Jean Baret porte plutôt bien son nom. L'univers qu'il propose dans "Bonheur TM" est en effet complètement fou. Trop peut-être.
Bienvenue dans un monde...
...où la consommation est un impératif catégorique ; la non-consommation, néfaste pour la production et l'économie, étant sévèrement réprimandée ;
...où pour tout besoin doit exister une prestation ou un bien monnayable, le cas contraire étant considéré comme une faille du système à laquelle il doit être rapidement répondu ;
...où l'espèce humaine se décompose en une multitude de catégories et sous-catégories dans lesquelles le corps et le genre ne sont devenus que des données variables et malléables ; où se côtoient mutants, furri, transgenre, poupée humaines, u-man et autres netrunners...

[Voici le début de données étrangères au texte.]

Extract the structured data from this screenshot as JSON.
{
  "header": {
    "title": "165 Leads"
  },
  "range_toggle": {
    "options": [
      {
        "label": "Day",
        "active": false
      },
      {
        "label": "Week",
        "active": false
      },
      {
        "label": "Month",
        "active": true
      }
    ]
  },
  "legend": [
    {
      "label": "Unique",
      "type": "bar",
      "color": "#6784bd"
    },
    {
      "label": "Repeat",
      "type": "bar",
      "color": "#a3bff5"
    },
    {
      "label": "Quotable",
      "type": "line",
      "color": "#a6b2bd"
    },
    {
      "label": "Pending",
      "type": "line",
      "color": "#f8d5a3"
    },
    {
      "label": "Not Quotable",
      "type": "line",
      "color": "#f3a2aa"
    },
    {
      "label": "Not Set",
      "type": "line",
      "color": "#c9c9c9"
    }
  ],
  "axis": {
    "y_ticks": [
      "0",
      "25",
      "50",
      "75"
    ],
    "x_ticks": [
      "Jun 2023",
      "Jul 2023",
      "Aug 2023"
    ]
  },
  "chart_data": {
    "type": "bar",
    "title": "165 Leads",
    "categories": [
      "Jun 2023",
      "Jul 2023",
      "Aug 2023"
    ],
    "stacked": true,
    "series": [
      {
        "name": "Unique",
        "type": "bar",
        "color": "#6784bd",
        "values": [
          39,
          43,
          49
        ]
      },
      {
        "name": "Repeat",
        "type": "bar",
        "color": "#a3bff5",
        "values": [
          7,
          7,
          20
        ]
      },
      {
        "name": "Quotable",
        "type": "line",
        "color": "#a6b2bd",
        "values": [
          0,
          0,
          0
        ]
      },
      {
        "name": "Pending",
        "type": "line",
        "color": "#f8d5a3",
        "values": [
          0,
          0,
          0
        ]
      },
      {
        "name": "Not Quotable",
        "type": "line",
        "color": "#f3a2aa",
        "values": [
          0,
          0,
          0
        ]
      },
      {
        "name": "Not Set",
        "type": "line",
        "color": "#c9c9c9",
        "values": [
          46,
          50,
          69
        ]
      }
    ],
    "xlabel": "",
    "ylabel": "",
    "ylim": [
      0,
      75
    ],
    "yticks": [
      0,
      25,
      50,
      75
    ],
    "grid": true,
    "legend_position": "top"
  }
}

...où chaque être n'est plus appelé par son nom, mais par celui de son sponsor de vie ;
...où la fonction utilitariste de l'Intelligence Artificielle a été poussée à son maximum, sans autre considération que favoriser l'achat et la consommation de biens et services ;
...où chaque information constitue une occasion de parier en direct sur l'issue des conflits en cours, le nombre de morts et de blessés, l'identité des assassins ou encore la date de déclenchement des prochaines guerres ;
...où tout est connecté, où les "Hubs" existent pour tout et n'importe quoi, où "FaceHub" est une institution, où les hologrammes de publicités, de messages, d'assistants personnels sont partout ;
...où la liberté est la règle, tant qu'elle ne nuit pas à la consommation ;
...où les principaux crimes consistent à ne pas consommer, ou à consommer pour autrui.
Dans ce monde dystopique, tous les curseurs liés aux dérives potentielles du néolibéralisme semblent avoir été poussés au maximum. C'est probablement ce qui fait fait la force de ce livre, mais aussi ce qui peut laisser de côté nombre de lecteurs qui tenteraient l'aventure.
Tout est radical, sans nuance. Du fond jusqu'à la forme.
Sur la forme, la répétition des mêmes mots, mêmes verbes, mêmes phrases, mêmes anglicismes, mêmes paragraphes, mêmes énumérations au fil des chapitres.
Sur le fond, la répétition à quelques détails près, du même quotidien, des mêmes gestes, des mêmes habitudes, des mêmes lieux, des mêmes personnages, des mêmes attentats, des mêmes marques, des mêmes publicités, des mêmes discussions.
Dans les deux cas, la même chose, jusqu'à l'overdose. Les descriptions très graphiques permettent de bien se représenter cette surabondance agressive d'images, de marques, de technologies, de consommation.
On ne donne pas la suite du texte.